Help me I am lost? I do not even know where to start:
The shorter leg of a 30°–60°–90° triangle is 12. What are the lengths of the longer leg and the hypotenuse, to the nearest tenth?
First, draw your triangle so you can see what you're doing. The short side, 12, will be opposite the small angle, 30.
We know that the sin of an angle = opposite over hypotenuse. The angle is 30, and we can look up sin(30)=0.5.
So opposite (which we know is 12) over hypotenuse = 1/2.
12/hypotenuse = 1/2
hypotenuse = 24.
Now we can get the final, adjacent, side in either of two ways:
1. Pythagoras: 12^2 + adjacent^2 = 24^2
or
2. use the definition of cos = adjacent over hypotenuse. We can look up cos(30) = sqrt(3)/2 or .8660. So:
adjacent/24 = .8660
and mutiply across from there.
The sides of the 30-60-90 triangel are in the ratio of 1:√3:2
your triangle is 12:a:b
so 1/12 = √3/a
a = 12√3
and 1/12 = 2/b
b = 24
the other two sides are 12√3 and 24
To find the lengths of the longer leg and the hypotenuse of a 30°–60°–90° triangle, we can use the ratios between the sides of this special triangle.
In a 30°–60°–90° triangle, the ratio between the lengths of the sides is as follows:
- The length of the shorter leg is x.
- The length of the longer leg is x√3.
- The length of the hypotenuse is 2x.
Given that the length of the shorter leg is 12, we know that x = 12.
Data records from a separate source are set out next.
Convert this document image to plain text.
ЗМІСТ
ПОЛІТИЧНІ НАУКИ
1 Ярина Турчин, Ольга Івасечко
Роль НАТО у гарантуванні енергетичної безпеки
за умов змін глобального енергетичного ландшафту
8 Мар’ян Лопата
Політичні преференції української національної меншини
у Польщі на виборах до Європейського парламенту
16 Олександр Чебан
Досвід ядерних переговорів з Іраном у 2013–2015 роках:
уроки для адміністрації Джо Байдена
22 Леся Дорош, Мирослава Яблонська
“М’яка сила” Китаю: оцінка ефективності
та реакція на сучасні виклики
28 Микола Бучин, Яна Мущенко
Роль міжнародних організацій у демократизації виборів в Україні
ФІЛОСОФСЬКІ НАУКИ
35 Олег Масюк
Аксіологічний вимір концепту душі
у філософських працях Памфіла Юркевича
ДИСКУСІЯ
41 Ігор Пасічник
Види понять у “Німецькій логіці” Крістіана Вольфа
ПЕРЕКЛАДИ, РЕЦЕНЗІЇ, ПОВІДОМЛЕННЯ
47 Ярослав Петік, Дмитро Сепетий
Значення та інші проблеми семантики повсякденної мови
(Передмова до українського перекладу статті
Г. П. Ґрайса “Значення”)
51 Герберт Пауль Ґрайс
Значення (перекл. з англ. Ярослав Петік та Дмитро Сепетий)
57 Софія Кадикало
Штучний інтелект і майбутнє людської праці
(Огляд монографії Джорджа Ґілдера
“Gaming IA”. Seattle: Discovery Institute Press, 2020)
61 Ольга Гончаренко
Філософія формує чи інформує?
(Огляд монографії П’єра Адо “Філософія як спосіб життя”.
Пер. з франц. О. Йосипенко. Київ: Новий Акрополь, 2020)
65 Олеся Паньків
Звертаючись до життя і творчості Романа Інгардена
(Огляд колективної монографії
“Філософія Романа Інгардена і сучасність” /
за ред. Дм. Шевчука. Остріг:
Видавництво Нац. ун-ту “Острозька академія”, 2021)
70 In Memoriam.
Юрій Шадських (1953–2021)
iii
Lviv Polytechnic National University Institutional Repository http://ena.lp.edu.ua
To find the length of the longer leg, we can use the formula: longer leg = x√3.
Plugging in the value of x, we get: longer leg = 12√3 ≈ 20.8 (rounded to the nearest tenth).
To find the length of the hypotenuse, we can use the formula: hypotenuse = 2x.
Plugging in the value of x, we get: hypotenuse = 2 * 12 = 24.
Therefore, the length of the longer leg is approximately 20.8 and the length of the hypotenuse is 24.